You can run this sample application here. Just keep in mind - it will require you to authenticate with your oracle.com credentials (the same credentials you use if you login to the OTN discussion forum) and it will record your visit in a log table, which others can view. Here's what it looks like - nothing fancy:





If you pay close attention, immediately after authentication, you'll see a URL like:

https://apex.oracle.com/pls/otn/f?p=27207:1:127976719236631&tz=-4:00

Obviously, your APEX session identifier and time zone value will be different than what I show above. But you'll see that there is a new parameter 'tz' to the 'f' procedure. And it is through this interface that you can create a URL to an APEX application and explicitly set the APEX session time zone to a different value. After you login, change the time zone value in the URL to something else (e.g., tz=0:00) and watch the values in the "Inserted into the Log Table (in your local time zone)" report column automatically adjust to that time zone.
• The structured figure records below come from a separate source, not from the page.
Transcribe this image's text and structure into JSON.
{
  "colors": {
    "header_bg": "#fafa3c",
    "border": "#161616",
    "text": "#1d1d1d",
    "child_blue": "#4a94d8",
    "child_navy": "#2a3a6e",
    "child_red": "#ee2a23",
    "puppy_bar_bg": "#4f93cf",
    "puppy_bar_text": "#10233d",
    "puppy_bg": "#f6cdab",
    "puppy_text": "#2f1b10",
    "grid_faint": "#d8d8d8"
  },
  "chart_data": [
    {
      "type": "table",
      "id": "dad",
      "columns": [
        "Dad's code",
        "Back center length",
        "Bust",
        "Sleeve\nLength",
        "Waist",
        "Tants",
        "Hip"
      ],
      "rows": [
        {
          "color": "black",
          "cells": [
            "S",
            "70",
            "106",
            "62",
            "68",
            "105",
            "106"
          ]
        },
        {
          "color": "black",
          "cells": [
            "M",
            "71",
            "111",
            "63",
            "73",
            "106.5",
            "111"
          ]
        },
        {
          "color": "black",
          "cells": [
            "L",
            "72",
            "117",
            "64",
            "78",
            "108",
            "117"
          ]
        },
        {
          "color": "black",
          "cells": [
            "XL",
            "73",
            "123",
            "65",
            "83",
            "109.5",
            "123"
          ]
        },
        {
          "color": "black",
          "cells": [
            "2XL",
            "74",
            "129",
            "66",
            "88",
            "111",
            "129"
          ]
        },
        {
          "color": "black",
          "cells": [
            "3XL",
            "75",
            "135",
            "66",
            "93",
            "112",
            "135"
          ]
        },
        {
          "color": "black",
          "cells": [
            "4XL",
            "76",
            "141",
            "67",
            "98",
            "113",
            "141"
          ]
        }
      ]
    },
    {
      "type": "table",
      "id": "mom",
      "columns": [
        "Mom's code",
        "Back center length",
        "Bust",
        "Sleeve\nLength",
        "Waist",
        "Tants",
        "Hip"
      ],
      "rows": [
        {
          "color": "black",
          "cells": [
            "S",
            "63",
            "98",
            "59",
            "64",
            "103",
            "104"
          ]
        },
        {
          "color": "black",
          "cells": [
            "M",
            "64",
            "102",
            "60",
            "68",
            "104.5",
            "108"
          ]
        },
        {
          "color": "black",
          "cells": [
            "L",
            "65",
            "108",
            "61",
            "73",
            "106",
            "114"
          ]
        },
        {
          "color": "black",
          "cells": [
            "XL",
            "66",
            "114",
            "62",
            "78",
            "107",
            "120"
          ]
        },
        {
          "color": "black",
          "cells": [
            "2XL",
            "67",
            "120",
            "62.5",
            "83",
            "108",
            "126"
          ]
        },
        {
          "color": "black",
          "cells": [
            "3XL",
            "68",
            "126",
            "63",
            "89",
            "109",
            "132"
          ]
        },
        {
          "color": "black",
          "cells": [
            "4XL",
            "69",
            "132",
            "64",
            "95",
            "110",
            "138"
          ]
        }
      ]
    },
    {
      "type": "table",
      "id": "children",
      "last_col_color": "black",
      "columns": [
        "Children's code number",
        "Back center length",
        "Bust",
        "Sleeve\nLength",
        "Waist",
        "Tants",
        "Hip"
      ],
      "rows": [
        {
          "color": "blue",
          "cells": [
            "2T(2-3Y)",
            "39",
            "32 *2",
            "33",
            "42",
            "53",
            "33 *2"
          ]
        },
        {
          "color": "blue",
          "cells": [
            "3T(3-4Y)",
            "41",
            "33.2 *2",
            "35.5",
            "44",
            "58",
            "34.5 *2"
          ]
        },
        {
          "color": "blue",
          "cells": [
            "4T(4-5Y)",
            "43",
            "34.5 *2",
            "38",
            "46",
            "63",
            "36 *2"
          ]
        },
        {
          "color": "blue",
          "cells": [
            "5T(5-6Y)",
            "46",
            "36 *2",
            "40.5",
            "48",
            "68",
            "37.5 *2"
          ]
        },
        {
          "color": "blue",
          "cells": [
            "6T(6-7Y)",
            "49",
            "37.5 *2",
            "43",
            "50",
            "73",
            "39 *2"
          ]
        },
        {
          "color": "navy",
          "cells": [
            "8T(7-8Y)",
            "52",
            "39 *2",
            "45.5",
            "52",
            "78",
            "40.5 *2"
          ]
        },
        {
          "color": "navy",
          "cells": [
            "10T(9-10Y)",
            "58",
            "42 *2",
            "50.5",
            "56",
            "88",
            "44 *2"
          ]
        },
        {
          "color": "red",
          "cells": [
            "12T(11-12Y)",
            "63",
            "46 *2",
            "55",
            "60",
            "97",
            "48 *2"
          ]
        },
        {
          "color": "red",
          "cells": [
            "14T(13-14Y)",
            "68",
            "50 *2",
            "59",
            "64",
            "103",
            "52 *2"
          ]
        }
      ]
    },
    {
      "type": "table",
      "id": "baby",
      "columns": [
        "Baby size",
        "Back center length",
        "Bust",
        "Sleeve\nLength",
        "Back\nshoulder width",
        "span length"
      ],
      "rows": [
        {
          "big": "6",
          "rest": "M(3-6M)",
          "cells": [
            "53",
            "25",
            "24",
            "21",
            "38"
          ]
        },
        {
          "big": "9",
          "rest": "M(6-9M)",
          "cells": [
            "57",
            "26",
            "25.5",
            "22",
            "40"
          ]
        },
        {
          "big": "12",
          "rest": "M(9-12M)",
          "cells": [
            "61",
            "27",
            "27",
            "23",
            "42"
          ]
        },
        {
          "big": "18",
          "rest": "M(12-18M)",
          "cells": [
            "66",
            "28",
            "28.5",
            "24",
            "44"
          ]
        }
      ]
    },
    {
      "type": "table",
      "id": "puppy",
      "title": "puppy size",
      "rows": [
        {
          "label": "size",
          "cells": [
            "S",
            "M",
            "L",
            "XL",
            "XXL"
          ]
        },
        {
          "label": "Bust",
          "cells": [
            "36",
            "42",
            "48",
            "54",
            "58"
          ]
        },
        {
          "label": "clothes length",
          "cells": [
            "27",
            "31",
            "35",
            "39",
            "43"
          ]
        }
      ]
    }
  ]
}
The underlying report definition didn't change - we're still simply selecting the TIMESTAMP WITH LOCAL TIME ZONE column out of the database, just now the database is automatically converting that value to display in the current session time zone.


You can also programmatically set and get the APEX session time zone setting using two new APIs in Application Express 4.0, namely APEX_UTIL.SET_SESSION_TIME_ZONE and APEX_UTIL.GET_SESSION_TIME_ZONE.